Another case is where there are a few types of data that we perform search on comes from some 3rd party service which exposes the data over their HTTP API. The data creation is in our control but we don't have an automated mechanism of updating the entries in Elasticsearch. In this case, we basically run a cron job that takes care of this. We have managed to tune the cron's schedule because we also have a limited number of API queries quota. But in this case, our data is not really updated so much per day. So this kind of system works for us.
Disclaimer: I co-developed this solution.
I needed something like the jdbc-river that could do more complex "roll-ups" of data. After careful consideration of what it would take to modify the jdbc-river to suit my needs, I ended up writing the river-net.
Here are a few of the features:
It gets fairly decent performance (comparable to the jdbc-river.
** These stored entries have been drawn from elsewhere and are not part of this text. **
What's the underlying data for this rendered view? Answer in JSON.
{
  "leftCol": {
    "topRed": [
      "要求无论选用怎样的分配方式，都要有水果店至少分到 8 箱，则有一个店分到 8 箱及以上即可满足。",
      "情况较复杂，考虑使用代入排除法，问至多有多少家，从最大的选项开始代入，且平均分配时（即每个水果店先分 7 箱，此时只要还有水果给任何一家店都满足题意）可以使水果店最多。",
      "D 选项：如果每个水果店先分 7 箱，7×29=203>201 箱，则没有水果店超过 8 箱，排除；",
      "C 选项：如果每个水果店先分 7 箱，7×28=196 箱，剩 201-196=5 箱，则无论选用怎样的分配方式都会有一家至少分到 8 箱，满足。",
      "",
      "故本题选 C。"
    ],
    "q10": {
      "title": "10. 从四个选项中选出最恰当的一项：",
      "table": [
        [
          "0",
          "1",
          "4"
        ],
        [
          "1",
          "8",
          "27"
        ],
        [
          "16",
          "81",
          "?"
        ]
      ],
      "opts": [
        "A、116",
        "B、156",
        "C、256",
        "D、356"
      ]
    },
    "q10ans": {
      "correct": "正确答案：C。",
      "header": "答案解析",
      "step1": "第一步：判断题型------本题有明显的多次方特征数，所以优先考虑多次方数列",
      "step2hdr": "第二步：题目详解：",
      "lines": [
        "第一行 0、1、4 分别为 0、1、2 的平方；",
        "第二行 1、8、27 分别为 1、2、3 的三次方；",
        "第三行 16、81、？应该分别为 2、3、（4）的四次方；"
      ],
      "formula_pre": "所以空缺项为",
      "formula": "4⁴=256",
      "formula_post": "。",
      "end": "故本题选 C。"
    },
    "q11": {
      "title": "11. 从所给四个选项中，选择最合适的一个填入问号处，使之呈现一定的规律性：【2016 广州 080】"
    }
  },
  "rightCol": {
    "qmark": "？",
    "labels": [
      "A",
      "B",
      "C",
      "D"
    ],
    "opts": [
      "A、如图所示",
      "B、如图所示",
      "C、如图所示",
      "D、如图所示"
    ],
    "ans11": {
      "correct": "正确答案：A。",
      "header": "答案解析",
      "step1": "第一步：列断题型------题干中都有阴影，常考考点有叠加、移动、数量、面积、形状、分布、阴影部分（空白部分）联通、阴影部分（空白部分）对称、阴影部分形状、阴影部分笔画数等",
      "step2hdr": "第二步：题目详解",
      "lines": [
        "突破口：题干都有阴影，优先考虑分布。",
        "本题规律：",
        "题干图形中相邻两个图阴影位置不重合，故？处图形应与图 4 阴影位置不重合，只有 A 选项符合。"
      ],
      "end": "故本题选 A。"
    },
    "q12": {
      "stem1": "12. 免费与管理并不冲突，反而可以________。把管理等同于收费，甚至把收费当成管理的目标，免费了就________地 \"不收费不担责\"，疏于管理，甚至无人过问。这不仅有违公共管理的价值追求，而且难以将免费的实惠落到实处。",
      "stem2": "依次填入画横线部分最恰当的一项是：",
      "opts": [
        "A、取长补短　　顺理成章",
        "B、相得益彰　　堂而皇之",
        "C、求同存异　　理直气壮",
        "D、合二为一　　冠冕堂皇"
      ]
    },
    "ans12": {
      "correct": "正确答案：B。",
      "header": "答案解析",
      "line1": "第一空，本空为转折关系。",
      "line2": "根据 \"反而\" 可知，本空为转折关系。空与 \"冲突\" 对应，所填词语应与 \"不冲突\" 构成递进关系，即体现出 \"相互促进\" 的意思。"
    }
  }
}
We get upwards of 6k rows/sec)
It can join many tables to create complex nested arrays of documents without creating duplicate child documents
It follows a lot of the same conventions as the jdbc-river.
It also supports reading from files.
It's written in C#
It uses Quartz.Net and supports cron expressions for scheduling.
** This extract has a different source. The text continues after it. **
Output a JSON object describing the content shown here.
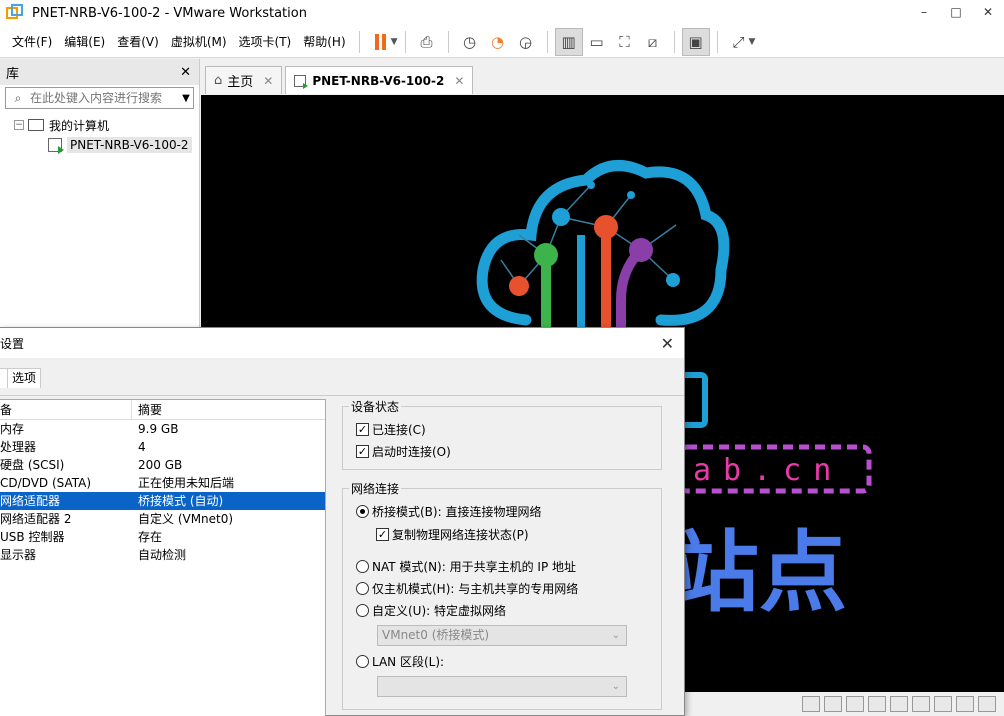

This project is open source, and we already have a second project (also to be open sourced) that does generic job scheduling with RabbitMQ. We have ported over a lot of this project, and plan to the RabbitMQ river for better performance and stability when indexing into Elasticsearch.
To combat large updates, we aren't hitting tables directly. Instead we use stored procedures that only grab deltas. We also have an option on the sp to reset the delta to reindex everything.
The project is fairly young with only a few commits, but we are open to collaboration and new ideas.